Think of it this way, Spielberg can make any movie he wants, but he chose the safest route imaginable and made The Post. He could've made a Snowden movie, or a Chelsea Manning movie, both of which would tell the truth to power story and even the freedom of the press story that The Post pretends to tell. He could've made a film about John Kiriakou which would be immensely more interesting than The Post, but he didn't. Spielberg could've still played it safe and made a straight up, paint-by-numbers Ellsberg bio-pic…but he didn't. Hell, Spielberg could've made a Trump bio-pic, Oliver Stone made one of George W. Bush while he was still in office for goodness sake, but he would never do something so ballsy. Instead, Spielberg made the impotent and insipid The Post, with all of its narrative quirks, historical omissions and sub-textual dishonesty.
What I found even more damning than the shitty filmmaking and predictable script on display in The Post, was the audience with whom I watched it. The screening I attended was pretty crowded and at various times throughout the showing, the crowd whooped and cheered for the "good guys" (Hanks and company), and when the film ended there was a rapturous round of applause. I can easily surmise that none of these cheering people voted for Donald Trump, and that they felt their cheering was a brave and courageous act of "resistance".
What all the cheering from the audience proved to me is that this anti-Trump audience deserves that know-nothing buffoon as their president, because just like him they are dim-witted ignorami who only want to be told what they want to hear and are incurious, ill-informed and easily manipulated.
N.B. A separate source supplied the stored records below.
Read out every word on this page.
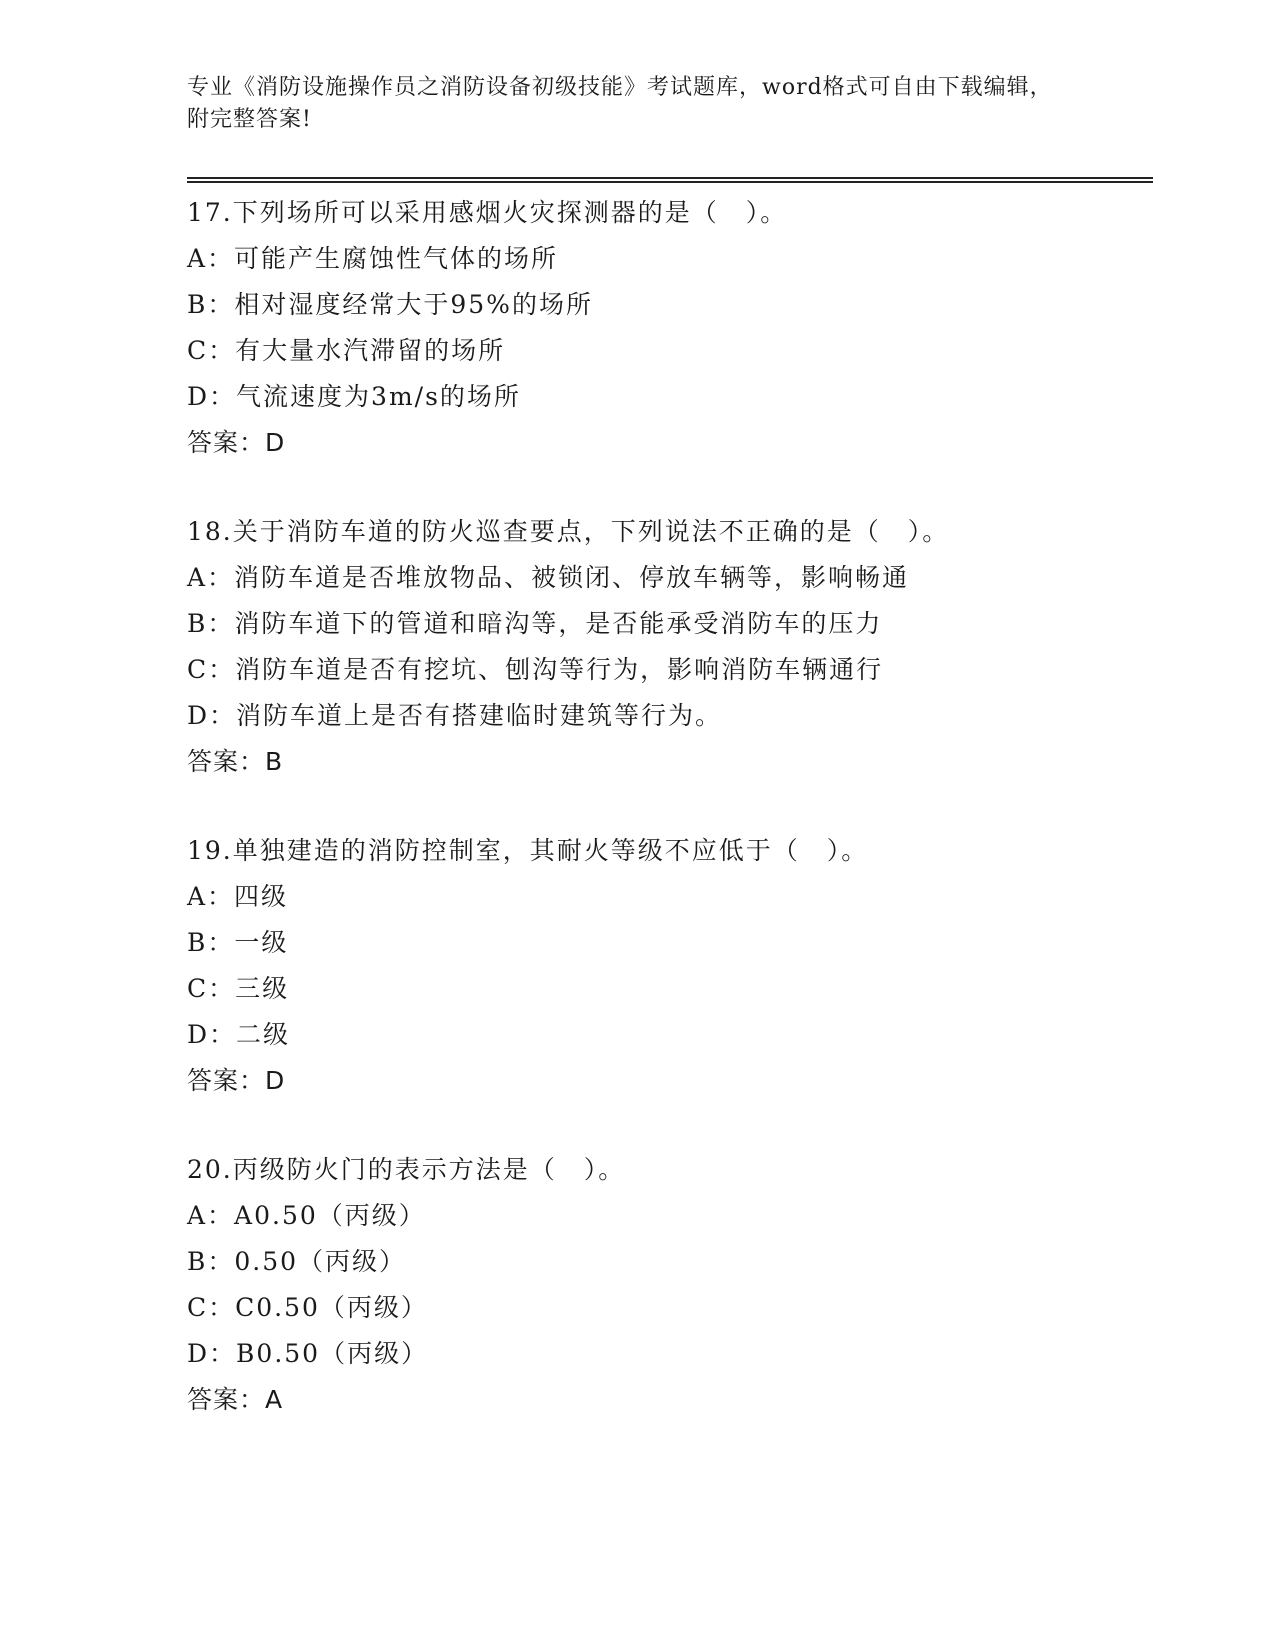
专业《消防设施操作员之消防设备初级技能》考试题库，word格式可自由下载编辑，附完整答案!
17.下列场所可以采用感烟火灾探测器的是（　）。
A：可能产生腐蚀性气体的场所
B：相对湿度经常大于95%的场所
C：有大量水汽滞留的场所
D：气流速度为3m/s的场所
答案：D
18.关于消防车道的防火巡查要点，下列说法不正确的是（　）。
A：消防车道是否堆放物品、被锁闭、停放车辆等，影响畅通
B：消防车道下的管道和暗沟等，是否能承受消防车的压力
C：消防车道是否有挖坑、刨沟等行为，影响消防车辆通行
D：消防车道上是否有搭建临时建筑等行为。
答案：B
19.单独建造的消防控制室，其耐火等级不应低于（　）。
A：四级
B：一级
C：三级
D：二级
答案：D
20.丙级防火门的表示方法是（　）。
A：A0.50（丙级）
B：0.50（丙级）
C：C0.50（丙级）
D：B0.50（丙级）
答案：A
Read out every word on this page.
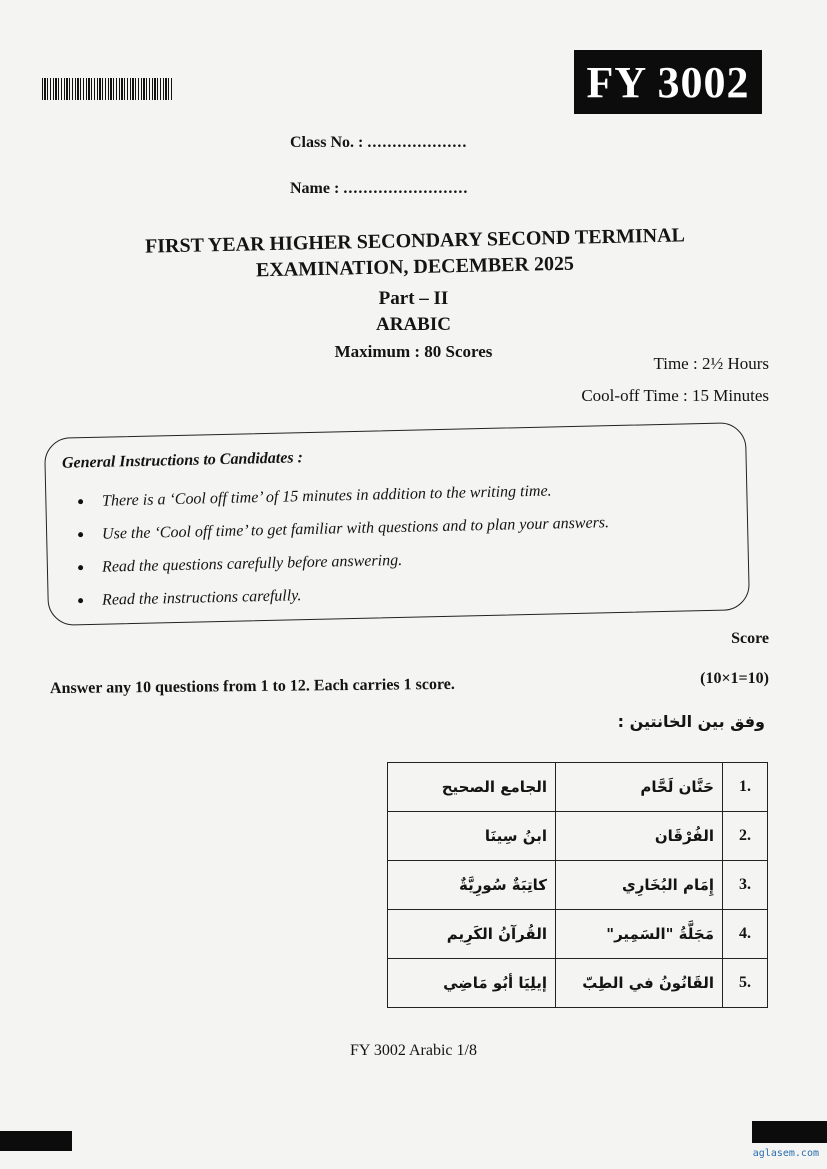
FY 3002
Class No. : ....................
Name : .........................
FIRST YEAR HIGHER SECONDARY SECOND TERMINAL
EXAMINATION, DECEMBER 2025
Part – II
ARABIC
Maximum : 80 Scores
Time : 2½ Hours
Cool-off Time : 15 Minutes
General Instructions to Candidates :
There is a ‘Cool off time’ of 15 minutes in addition to the writing time.
Use the ‘Cool off time’ to get familiar with questions and to plan your answers.
Read the questions carefully before answering.
Read the instructions carefully.
Score
Answer any 10 questions from 1 to 12. Each carries 1 score.	(10×1=10)
وفق بين الخانتين :
الجامع الصحيح	حَنَّان لَحَّام	1.
ابنُ سِينَا	الفُرْقَان	2.
كاتِبَةٌ سُورِيَّةٌ	إِمَام البُخَارِي	3.
القُرآنُ الكَرِيم	مَجَلَّةُ "السَمِير"	4.
إيلِيَا أبُو مَاضِي	القَانُونُ في الطِبّ	5.
FY 3002 Arabic 1/8
aglasem.com
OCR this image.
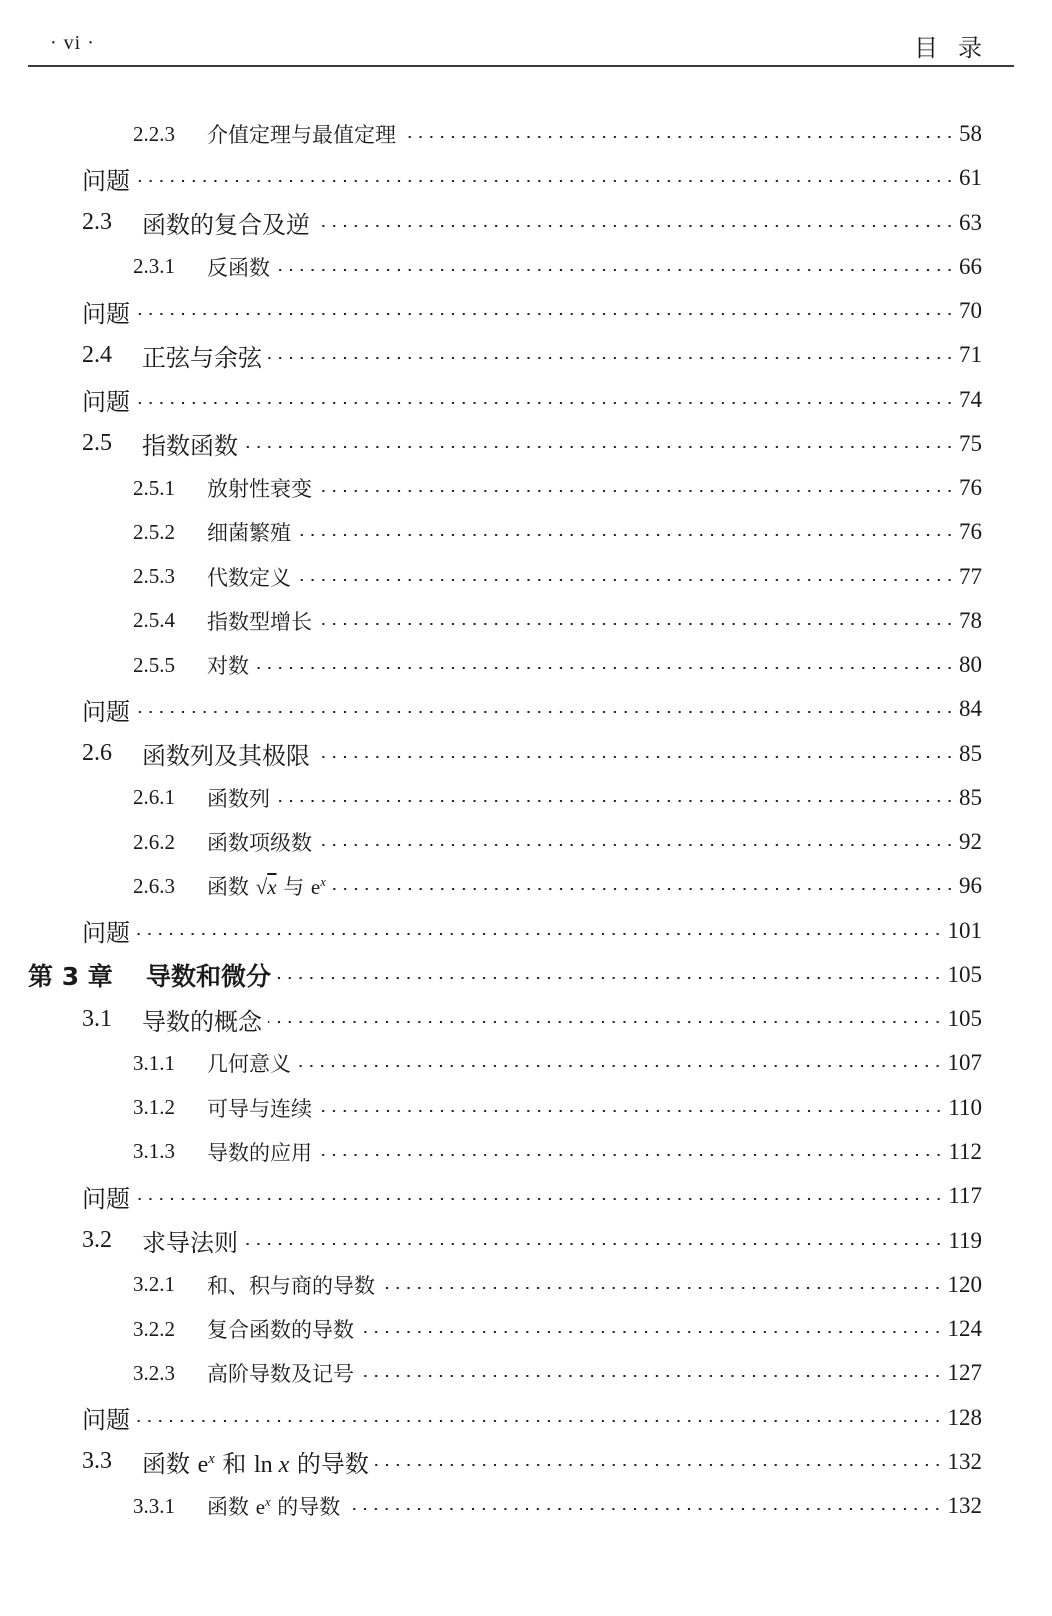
· vi ·	目录
2.2.3	介值定理与最值定理	58
问题	61
2.3	函数的复合及逆	63
2.3.1	反函数	66
问题	70
2.4	正弦与余弦	71
问题	74
2.5	指数函数	75
2.5.1	放射性衰变	76
2.5.2	细菌繁殖	76
2.5.3	代数定义	77
2.5.4	指数型增长	78
2.5.5	对数	80
问题	84
2.6	函数列及其极限	85
2.6.1	函数列	85
2.6.2	函数项级数	92
2.6.3	函数 √x 与 $e^x$	96
问题	101
第 3 章	导数和微分	105
3.1	导数的概念	105
3.1.1	几何意义	107
3.1.2	可导与连续	110
3.1.3	导数的应用	112
问题	117
3.2	求导法则	119
3.2.1	和、积与商的导数	120
3.2.2	复合函数的导数	124
3.2.3	高阶导数及记号	127
问题	128
3.3	函数 $e^x$ 和 ln x 的导数	132
3.3.1	函数 $e^x$ 的导数	132
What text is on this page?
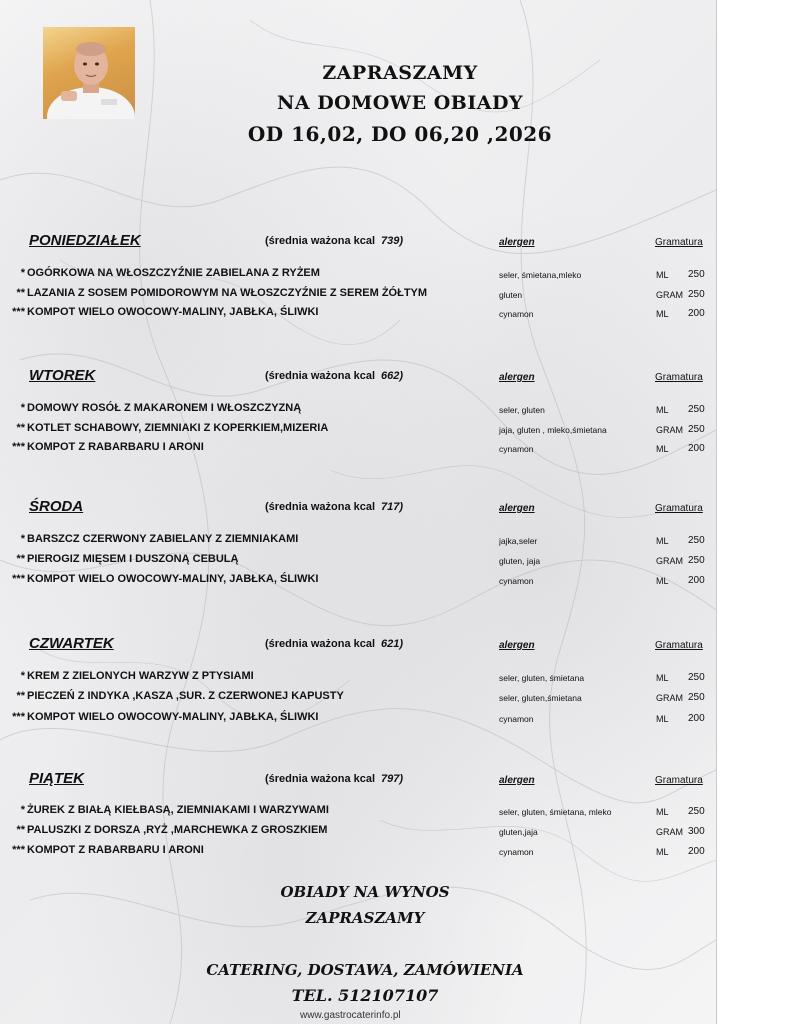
ZAPRASZAMY
NA DOMOWE OBIADY
OD 16,02, DO 06,20 ,2026
PONIEDZIAŁEK	(średnia ważona kcal 739)	alergen	Gramatura
* OGÓRKOWA NA WŁOSZCZYŹNIE ZABIELANA Z RYŻEM	seler, śmietana,mleko	ML 250
** LAZANIA Z SOSEM POMIDOROWYM NA WŁOSZCZYŹNIE Z SEREM ŻÓŁTYM	gluten	GRAM 250
*** KOMPOT WIELO OWOCOWY-MALINY, JABŁKA, ŚLIWKI	cynamon	ML 200
WTOREK	(średnia ważona kcal 662)	alergen	Gramatura
* DOMOWY ROSÓŁ Z MAKARONEM I WŁOSZCZYZNĄ	seler, gluten	ML 250
** KOTLET SCHABOWY, ZIEMNIAKI Z KOPERKIEM,MIZERIA	jaja, gluten , mleko,śmietana	GRAM 250
*** KOMPOT Z RABARBARU I ARONI	cynamon	ML 200
ŚRODA	(średnia ważona kcal 717)	alergen	Gramatura
* BARSZCZ CZERWONY ZABIELANY Z ZIEMNIAKAMI	jajka,seler	ML 250
** PIEROGIZ MIĘSEM I DUSZONĄ CEBULĄ	gluten, jaja	GRAM 250
*** KOMPOT WIELO OWOCOWY-MALINY, JABŁKA, ŚLIWKI	cynamon	ML 200
CZWARTEK	(średnia ważona kcal 621)	alergen	Gramatura
* KREM Z ZIELONYCH WARZYW Z PTYSIAMI	seler, gluten, śmietana	ML 250
** PIECZEŃ Z INDYKA ,KASZA ,SUR. Z CZERWONEJ KAPUSTY	seler, gluten,śmietana	GRAM 250
*** KOMPOT WIELO OWOCOWY-MALINY, JABŁKA, ŚLIWKI	cynamon	ML 200
PIĄTEK	(średnia ważona kcal 797)	alergen	Gramatura
* ŻUREK Z BIAŁĄ KIEŁBASĄ, ZIEMNIAKAMI I WARZYWAMI	seler, gluten, śmietana, mleko	ML 250
** PALUSZKI Z DORSZA ,RYŻ ,MARCHEWKA Z GROSZKIEM	gluten,jaja	GRAM 300
*** KOMPOT Z RABARBARU I ARONI	cynamon	ML 200
OBIADY NA WYNOS
ZAPRASZAMY
CATERING, DOSTAWA, ZAMÓWIENIA
TEL. 512107107
www.gastrocaterinfo.pl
These cheering ninnies are blissfully unaware of Ben Bradlee's connection to the intelligence community or his duplicitous relationship with JFK's affairs and Mary Meyer's murder. They are also blissfully unaware of Katherine Graham's equally nefarious connections to the intelligence community and the mystery surrounding her husbands downfall and supposed suicide and her subsequent rise to power at the Washington Post. These same simpletons probably confuse Snowden with Assange, and recoil at the truthful and accurate revelations of those two men and Chelsea Manning, but ignorantly cheer the charade of The Post as a metaphor for speaking truth to power and the battle for the freedom of the press today, just because Spielberg tells them to. These fools are Spielberg's bread and butter, for they are the worst kind of fools, they think they are savvy, well-informed, serious people, but they are simply dupes and dopes, and these vacuous, vapid and vacant numskulls have gotten the country, the president and the movie they so richly deserve.
In conclusion, The Post is certainly not worthy paying to see in the theatre. If you stumble across it on cable or Netlfix you can watch it to see Streep's marvelous performance but that is about it. The Post is fools gold for those looking for powerful stories of the struggle for freedom of the press and speaking truth to power. Viewers would be much better served avoiding the historical revisionism of The Post and seeking out the stories of Edward Snowden (the documentary Citizenfour or Oliver Stone's flawed Snowden), Chelsea Manning, John Kiriakou, Daniel Ellsberg (the documentary The Most Dangerous Man in America) and yes, even the much-maligned Julian Assange, if they want to understand the current fight for freedom of the press and the battle against tyranny, where information and the truth are the greatest weapons of war.